そして、自分が当然の義務を果たし、一つの魂が世の中と接触を持つ手助けをするという神の与えた特権を持っているからといって、
不当に子供を自分の思い通りにしたり、自分の好みを強要したりしてはいけません。

教師のあり方・・・
自分の役目はただ単に、子供たちが自分自身の方法で知識を吸収し、もし自由が許されるなら、
本能的に子ども自身が成功するために必要なものを選択できるように知識を伝え、
世の中や人生について学ぶ機会を与える仲介者に過ぎないということを常に心に留めておくべきです。

子供たちは・・・
人はそれぞれ、経験をつみ、知識を蓄え、魂の導く理想に向かって性格を形成していくためにこの世に人間として生まれてきたのです。
私たちに与えられたただひとつの義務は、自分の良心の命令に従うことであり、ほんの一瞬も人の支配に屈しないということです。
私たちは、私たちを思い通りに操ろうとする人に対抗する強さを得るために、そして、静かに穏やかに、人に邪魔されず、影響を受けることなく、
常にハイアーセルフの命令に穏やかに従って自分の義務を果たしながら生きることができるようになるために、
この世に生まれてきたことを忘れないようにしなければなりません。

非常に多くの人にとって、もっとも重大な戦いは家庭の中にあります。社会に出て自由を勝ち取る前に、
まず肉親の有害な束縛や支配から自由にならなければなりません。

自分以外の人の支配から自分を自由にするためには、

1、支配しようとする人のことをスポーツで言う対戦相手のように考えること。
人生というゲームの対戦相手だとみなし、少々の苦々しさも相手に対して持たないことです。

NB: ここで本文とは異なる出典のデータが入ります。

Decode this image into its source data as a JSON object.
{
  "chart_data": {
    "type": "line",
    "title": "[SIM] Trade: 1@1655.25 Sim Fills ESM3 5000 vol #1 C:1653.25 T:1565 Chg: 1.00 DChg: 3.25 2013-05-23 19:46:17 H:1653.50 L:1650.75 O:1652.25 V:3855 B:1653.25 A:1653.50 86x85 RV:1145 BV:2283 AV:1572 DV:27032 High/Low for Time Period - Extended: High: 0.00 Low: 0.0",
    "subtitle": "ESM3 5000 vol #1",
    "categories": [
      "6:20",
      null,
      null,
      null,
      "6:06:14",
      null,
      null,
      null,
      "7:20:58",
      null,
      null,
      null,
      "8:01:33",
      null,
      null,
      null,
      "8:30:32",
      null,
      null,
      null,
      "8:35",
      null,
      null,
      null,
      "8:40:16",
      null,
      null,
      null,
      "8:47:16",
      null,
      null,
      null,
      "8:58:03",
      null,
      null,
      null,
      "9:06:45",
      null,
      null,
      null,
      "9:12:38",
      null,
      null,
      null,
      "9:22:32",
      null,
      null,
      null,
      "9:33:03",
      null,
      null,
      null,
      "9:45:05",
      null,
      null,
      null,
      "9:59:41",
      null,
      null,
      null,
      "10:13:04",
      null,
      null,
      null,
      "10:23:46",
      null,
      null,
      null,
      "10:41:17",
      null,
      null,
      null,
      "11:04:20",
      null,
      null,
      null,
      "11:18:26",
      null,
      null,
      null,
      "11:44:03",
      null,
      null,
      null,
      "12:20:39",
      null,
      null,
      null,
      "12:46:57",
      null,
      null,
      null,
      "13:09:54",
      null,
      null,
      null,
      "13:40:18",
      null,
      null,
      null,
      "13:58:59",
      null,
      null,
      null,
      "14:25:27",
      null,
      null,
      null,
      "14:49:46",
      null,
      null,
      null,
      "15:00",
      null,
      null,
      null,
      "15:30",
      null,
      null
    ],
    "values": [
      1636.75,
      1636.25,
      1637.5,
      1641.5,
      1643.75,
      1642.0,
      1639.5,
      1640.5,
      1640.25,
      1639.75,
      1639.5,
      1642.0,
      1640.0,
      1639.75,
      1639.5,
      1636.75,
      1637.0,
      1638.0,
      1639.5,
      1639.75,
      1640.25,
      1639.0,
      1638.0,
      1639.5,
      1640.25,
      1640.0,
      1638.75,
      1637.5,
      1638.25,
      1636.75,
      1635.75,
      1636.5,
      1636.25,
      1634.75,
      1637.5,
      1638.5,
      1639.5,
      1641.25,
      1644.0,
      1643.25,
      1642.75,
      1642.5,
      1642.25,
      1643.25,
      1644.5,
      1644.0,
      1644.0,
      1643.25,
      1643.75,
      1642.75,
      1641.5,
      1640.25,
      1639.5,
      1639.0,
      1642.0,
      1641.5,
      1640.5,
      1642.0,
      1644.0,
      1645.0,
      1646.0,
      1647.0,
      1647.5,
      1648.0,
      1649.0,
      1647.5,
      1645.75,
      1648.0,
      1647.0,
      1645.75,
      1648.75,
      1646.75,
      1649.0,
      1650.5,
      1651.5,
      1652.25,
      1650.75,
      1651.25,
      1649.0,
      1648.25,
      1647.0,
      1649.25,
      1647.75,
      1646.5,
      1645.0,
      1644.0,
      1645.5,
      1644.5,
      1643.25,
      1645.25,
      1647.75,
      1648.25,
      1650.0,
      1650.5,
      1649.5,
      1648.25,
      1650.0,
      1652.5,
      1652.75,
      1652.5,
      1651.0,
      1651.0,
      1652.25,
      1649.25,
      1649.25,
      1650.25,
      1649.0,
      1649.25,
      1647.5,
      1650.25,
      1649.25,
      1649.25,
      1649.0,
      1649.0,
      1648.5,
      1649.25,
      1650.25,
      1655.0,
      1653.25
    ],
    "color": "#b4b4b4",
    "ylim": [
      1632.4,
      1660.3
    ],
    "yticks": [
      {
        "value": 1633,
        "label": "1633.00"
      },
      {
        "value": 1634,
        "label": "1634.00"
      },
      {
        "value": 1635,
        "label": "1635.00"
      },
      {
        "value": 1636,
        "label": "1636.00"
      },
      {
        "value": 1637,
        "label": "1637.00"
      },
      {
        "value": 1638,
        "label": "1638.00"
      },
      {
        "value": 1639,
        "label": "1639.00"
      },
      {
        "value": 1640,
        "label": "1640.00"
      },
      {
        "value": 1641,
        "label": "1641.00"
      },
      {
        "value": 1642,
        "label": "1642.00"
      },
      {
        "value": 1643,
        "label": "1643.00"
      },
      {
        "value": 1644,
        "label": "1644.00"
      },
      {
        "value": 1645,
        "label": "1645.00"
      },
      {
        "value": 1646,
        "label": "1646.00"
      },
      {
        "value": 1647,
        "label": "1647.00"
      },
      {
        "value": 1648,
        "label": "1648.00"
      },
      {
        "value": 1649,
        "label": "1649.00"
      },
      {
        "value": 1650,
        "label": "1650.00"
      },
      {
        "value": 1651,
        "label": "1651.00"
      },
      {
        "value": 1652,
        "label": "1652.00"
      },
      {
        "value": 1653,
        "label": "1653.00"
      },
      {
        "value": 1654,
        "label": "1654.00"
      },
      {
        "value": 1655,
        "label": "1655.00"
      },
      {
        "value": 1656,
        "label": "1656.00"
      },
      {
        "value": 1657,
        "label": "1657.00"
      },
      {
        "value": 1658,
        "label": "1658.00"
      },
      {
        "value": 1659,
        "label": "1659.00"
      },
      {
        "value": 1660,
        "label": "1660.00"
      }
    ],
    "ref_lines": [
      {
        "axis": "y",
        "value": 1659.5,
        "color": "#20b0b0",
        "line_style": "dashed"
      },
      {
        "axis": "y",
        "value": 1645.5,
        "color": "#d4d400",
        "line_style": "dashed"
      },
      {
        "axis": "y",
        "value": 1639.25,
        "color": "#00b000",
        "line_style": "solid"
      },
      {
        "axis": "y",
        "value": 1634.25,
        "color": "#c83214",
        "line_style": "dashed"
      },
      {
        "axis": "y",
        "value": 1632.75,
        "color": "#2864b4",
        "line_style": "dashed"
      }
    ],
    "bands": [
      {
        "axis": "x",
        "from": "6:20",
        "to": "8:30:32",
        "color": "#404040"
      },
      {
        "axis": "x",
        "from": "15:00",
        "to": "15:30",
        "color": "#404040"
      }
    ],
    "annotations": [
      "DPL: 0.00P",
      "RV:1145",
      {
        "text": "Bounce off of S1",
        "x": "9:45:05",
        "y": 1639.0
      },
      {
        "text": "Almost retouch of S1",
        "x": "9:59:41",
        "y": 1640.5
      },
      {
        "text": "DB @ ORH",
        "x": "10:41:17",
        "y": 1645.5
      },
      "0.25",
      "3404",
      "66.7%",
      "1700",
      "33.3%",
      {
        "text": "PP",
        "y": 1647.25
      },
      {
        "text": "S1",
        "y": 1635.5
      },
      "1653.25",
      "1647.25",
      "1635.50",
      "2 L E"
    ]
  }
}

2、このような競技では本当の勝利は力によってではなく、 愛と優しさによって勝ち取るということです。
愛を対戦相手に持つことで、対戦相手自身も次第に、優しく平穏な気持ちで何の干渉も受けずに
良心に従うことができるようになるほど成長するかもしれません。

人を支配したがる人に、宇宙の法則である偉大なユニティと兄弟を愛する喜びを理解させるには大変な努力が必要です。
こちらの力が弱ければ、相手はその影響力を増し、その人のために努力をするどころではなくなります。
その場合には、こちらが相手の支配下に入ることを優しく拒み、与える喜びをその人が理解できるように努力を重ねていけば、
その人も少しずつ幸せに近づいていきます。
神は私たちが出来ることしか与えないということ、私たちの内部に存在する神性に対する信念と勇気とを持って戦いを続ければ、
勝利は必ず訪れるということを決して忘れてはなりません。